”Industry rule number 4,080: Record company people are shady.” — Q-TIP ON A TRIBE CALLED QUEST’S 1991 TRACK ”CHECK THE RHIME”
Fourteen years after Q-Tip gave this critique of the music biz, the trailblazing founder of A Tribe Called Quest has more reason than ever to complain. For the past six years, he’s battled a shifting array of fickle record companies to bring first one, then another envelope-pushing album to the public. Finally, as he works on a flurry of career-revitalizing projects — a solo disc due this summer, among them — the industry is ready to rediscover Q-Tip. Maybe.
How could everyone have forgotten Q-Tip in the first place? This is the guy who, in the early ’90s, helped invent a progressive style of hip-hop — light on machismo, heavy on reflection and jazz riffs — now heard in the music of OutKast, Mos Def, and Kanye West.
Tip’s solo struggles began in 1999, after he recorded Kamaal the Abstract, a challenging jazz/hip-hop fusion. When critics heard advance copies, some hailed it as genius and others slammed it as a mess. For two years, Arista pushed back its release. Tip finally asked to be freed from the label, and Kamaal never made it to stores.
”[Former Arista chief] L.A. Reid didn’t know what to do with it,” Q-Tip says of the disc. ”It’s a little frustrating. I did it in 1999, and it was obviously pointing in the right direction, because there’s been subsequent albums that kinda reflect that same kind of imagery, like the N.E.R.D. album [In Search Of…], [Common’s] Electric Circus, [Andre 3000’s] The Love Below. I try not to be bitter.”
Q-Tip soon returned to the studio and came up with his latest, Behind the Music. ”I scaled it down a little bit, gave it more of a direction,” he says. ”[Kamaal] was me throwing colors up. With this one, I’m trying to get a picture.”
But the picture got muddled amid a storm of corporate restructuring. ”The label that was doing it, DreamWorks, folded,” Q-Tip explains. ”It got bought by Interscope, and then I got pushed to Geffen. I asked for a release, and I got it. Now, I’m at Universal [which, along with Geffen and Interscope, is part of the Universal Music Group]. I don’t get too twisted up about it,” he adds. ”I’ve been through this. I’m not gonna give up.”
While working on Music, Tip blitzed the lab, producing a track for Nas’ recent Street Disciple as well as rapping on R.E.M.’s 2004 disc, Around the Sun, and a new Timbaland track.

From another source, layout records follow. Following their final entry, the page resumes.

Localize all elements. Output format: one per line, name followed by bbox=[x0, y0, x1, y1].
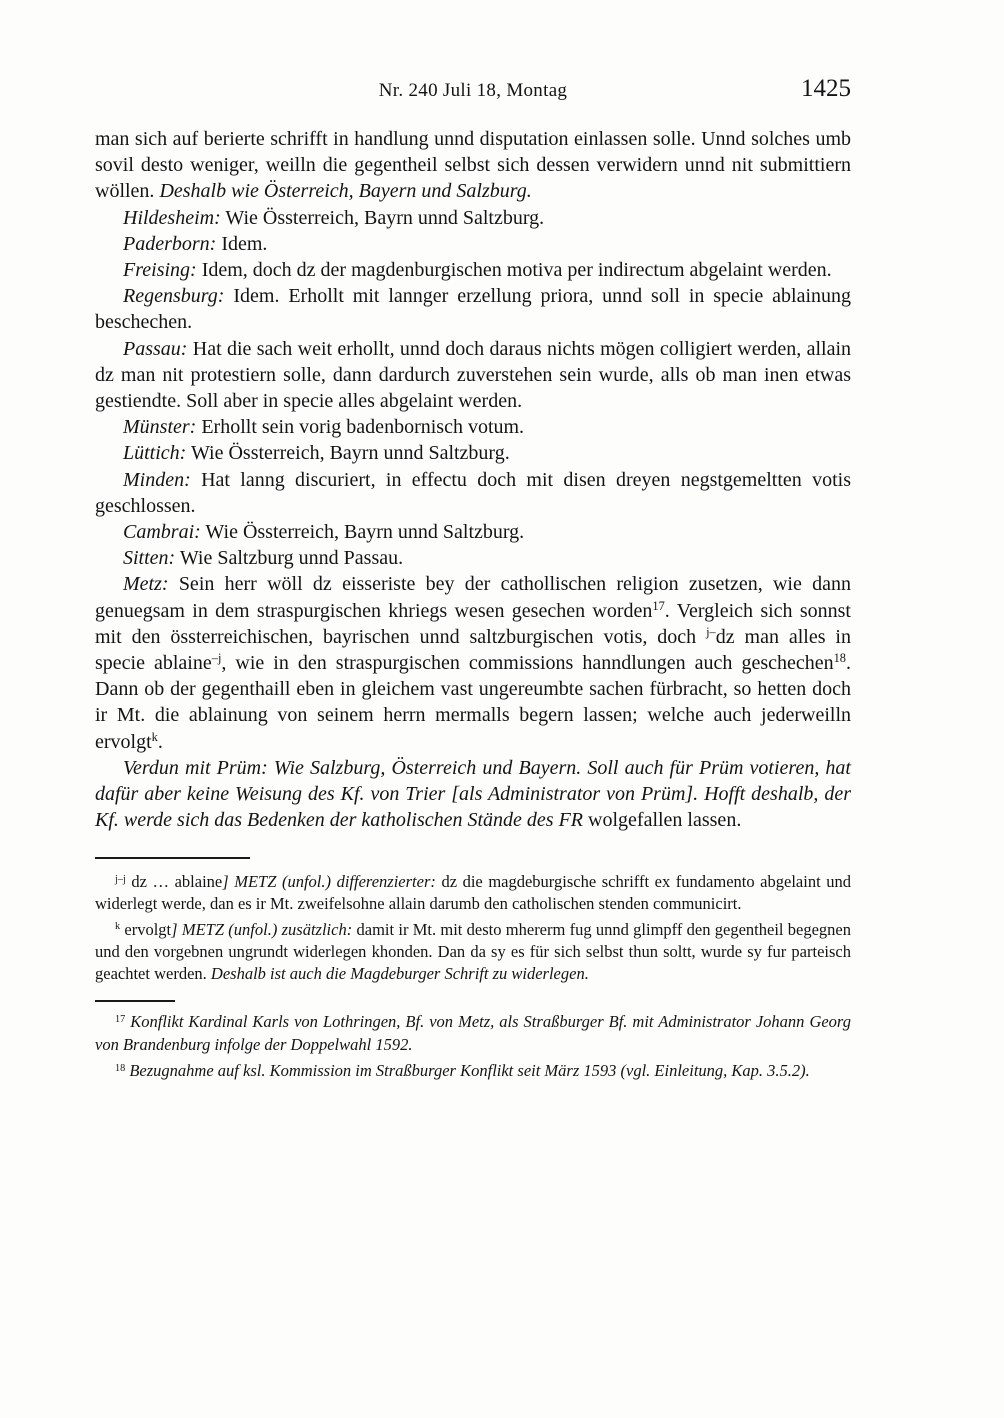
text-run: dz man alles in specie ablaine bbox=[95, 625, 851, 675]
text-run: Münster: bbox=[123, 416, 197, 439]
entry-cambrai bbox=[95, 519, 851, 545]
entry-paderborn bbox=[95, 231, 851, 257]
page-number: 1425 bbox=[801, 75, 851, 102]
text-block bbox=[95, 75, 851, 1087]
entry-freising bbox=[95, 257, 851, 283]
text-run: wolgefallen lassen. bbox=[583, 809, 742, 832]
text-run: Minden: bbox=[123, 468, 191, 491]
text-run: dz … ablaine bbox=[125, 872, 223, 892]
text-run: man sich auf berierte schrifft in handlung unnd disputation einlassen solle. Unnd solches umb sovil desto weniger, weilln die gegentheil selbst sich dessen verwidern unnd nit submittiern wöllen. bbox=[95, 128, 851, 203]
superscript-marker: 18 bbox=[833, 651, 846, 666]
text-run: Hat die sach weit erhollt, unnd doch daraus nichts mögen colligiert werden, allain dz man nit protestiern solle, dann dardurch zuverstehen sein wurde, alls ob man inen etwas gestiendte. Soll aber in specie alles abgelaint werden. bbox=[95, 337, 851, 413]
text-run: Freising: bbox=[123, 259, 197, 282]
text-run: Sein herr wöll dz eisseriste bey der cathollischen religion zusetzen, wie dann genuegsam in dem straspurgischen khriegs wesen gesechen worden bbox=[95, 573, 851, 622]
entry-luettich bbox=[95, 440, 851, 466]
text-run: Sitten: bbox=[123, 547, 176, 570]
text-run: Hildesheim: bbox=[123, 206, 221, 229]
entry-regensburg bbox=[95, 283, 851, 335]
paragraph-continuation bbox=[95, 126, 851, 205]
apparatus-note-j bbox=[95, 871, 851, 915]
text-run: ervolgt bbox=[120, 920, 172, 940]
running-head bbox=[95, 75, 851, 108]
text-run: Idem. bbox=[216, 232, 268, 255]
text-run: ] METZ (unfol.) differenzierter: bbox=[222, 872, 436, 892]
commentary-separator-rule bbox=[95, 1000, 175, 1002]
superscript-marker: –j bbox=[211, 651, 222, 666]
text-run: Lüttich: bbox=[123, 442, 187, 465]
superscript-marker: j–j bbox=[115, 873, 126, 885]
text-run: Deshalb ist auch die Magdeburger Schrift zu widerlegen. bbox=[210, 963, 589, 983]
text-run: , wie in den straspurgischen commissions hanndlungen auch geschechen bbox=[221, 652, 834, 675]
entry-metz bbox=[95, 571, 851, 754]
superscript-marker: 17 bbox=[115, 1013, 126, 1025]
text-run: Regensburg: bbox=[123, 285, 225, 308]
superscript-marker: j– bbox=[706, 625, 716, 640]
entry-hildesheim bbox=[95, 205, 851, 231]
footnote-17 bbox=[95, 1011, 851, 1056]
entry-verdun-mit-pruem bbox=[95, 755, 851, 834]
text-run: Passau: bbox=[123, 337, 188, 360]
text-run: Konflikt Kardinal Karls von Lothringen, Bf. von Metz, als Straßburger Bf. mit Administrator Johann Georg von Brandenburg infolge der Doppelwahl 1592. bbox=[95, 1012, 851, 1054]
text-run: Wie Saltzburg unnd Passau. bbox=[175, 547, 404, 570]
critical-apparatus bbox=[95, 871, 851, 984]
text-run: Idem. Erhollt mit lannger erzellung priora, unnd soll in specie ablainung beschechen. bbox=[95, 285, 851, 334]
body-text bbox=[95, 126, 851, 833]
text-run: damit ir Mt. mit desto mhererm fug unnd glimpff den gegentheil begegnen und den vorgebnen ungrundt widerlegen khonden. Dan da sy es für sich selbst thun soltt, wurde sy fur parteisch geachtet werden. bbox=[95, 920, 851, 983]
text-run: Verdun mit Prüm: Wie Salzburg, Österreich und Bayern. Soll auch für Prüm votieren, hat dafür aber keine Weisung des Kf. von Trier [als Administrator von Prüm]. Hofft deshalb, der Kf. werde sich das Bedenken der katholischen Stände des FR bbox=[95, 756, 851, 832]
text-run: Deshalb wie Österreich, Bayern und Salzburg. bbox=[159, 180, 532, 203]
text-run: Wie Össterreich, Bayrn unnd Saltzburg. bbox=[186, 442, 510, 465]
text-run: . bbox=[157, 730, 163, 753]
running-title: Nr. 240 Juli 18, Montag bbox=[378, 80, 568, 101]
superscript-marker: k bbox=[151, 729, 158, 744]
text-run: Hat lanng discuriert, in effectu doch mit disen dreyen negstgemeltten votis geschlossen. bbox=[95, 468, 851, 517]
apparatus-note-k bbox=[95, 919, 851, 984]
text-run: . Dann ob der gegenthaill eben in gleichem vast ungereumbte sachen fürbracht, so hetten doch ir Mt. die ablainung von seinem herrn mermalls begern lassen; welche auch jederweilln ervolgt bbox=[95, 652, 851, 753]
text-run: Wie Össterreich, Bayrn unnd Saltzburg. bbox=[200, 521, 525, 544]
entry-minden bbox=[95, 467, 851, 519]
text-run: Bezugnahme auf ksl. Kommission im Straßburger Konflikt seit März 1593 (vgl. Einleitung, Kap. 3.5.2). bbox=[125, 1061, 810, 1081]
entry-passau bbox=[95, 336, 851, 415]
superscript-marker: 17 bbox=[652, 598, 665, 613]
text-run: Erhollt sein vorig badenbornisch votum. bbox=[196, 416, 525, 439]
text-run: Cambrai: bbox=[123, 521, 201, 544]
text-run: ] METZ (unfol.) zusätzlich: bbox=[171, 920, 353, 940]
text-run: Metz: bbox=[123, 573, 169, 596]
apparatus-separator-rule bbox=[95, 857, 250, 859]
commentary-footnotes bbox=[95, 1011, 851, 1083]
text-run: Wie Össterreich, Bayrn unnd Saltzburg. bbox=[220, 206, 545, 229]
superscript-marker: 18 bbox=[115, 1062, 126, 1074]
superscript-marker: k bbox=[115, 921, 121, 933]
text-run: Idem, doch dz der magdenburgischen motiva per indirectum abgelaint werden. bbox=[196, 259, 832, 282]
entry-muenster bbox=[95, 414, 851, 440]
text-run: Paderborn: bbox=[123, 232, 217, 255]
text-run: dz die magdeburgische schrifft ex fundamento abgelaint und widerlegt werde, dan es ir Mt. zweifelsohne allain darumb den catholischen stenden communicirt. bbox=[95, 872, 851, 914]
entry-sitten bbox=[95, 545, 851, 571]
footnote-18 bbox=[95, 1060, 851, 1083]
text-run: . Vergleich sich sonnst mit den össterreichischen, bayrischen unnd saltzburgischen votis, doch bbox=[95, 599, 851, 648]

He’s also producing songs for Stevie Wonder’s upcoming album, and he just reunited with A Tribe Called Quest for a couple of gigs aimed solely at the group’s bottom line. ”We’ve had demands for years to do shows,” says Q-Tip, whose relations with Tribe members Phife and All have long been cool. ”We just felt like we should do it now because we were broke.”
These lucrative projects will help bankroll an enterprise closer to Tip’s creative center. He’s partnering with Killer Films (Boys Don’t Cry) to produce a movie based on Miles Davis’ life, in which he’ll play the lead. ”I model my career after people like [Davis] and Bowie,” he says. ”Bowie has that song ‘Never Get Old,’ and that kinda fits both those guys. Although they moved on, their desire, their creativity, their love for their work always kept them youthful, and they always stayed up on it. That’s where I’m at.”
Let’s hope the industry lets him stay there.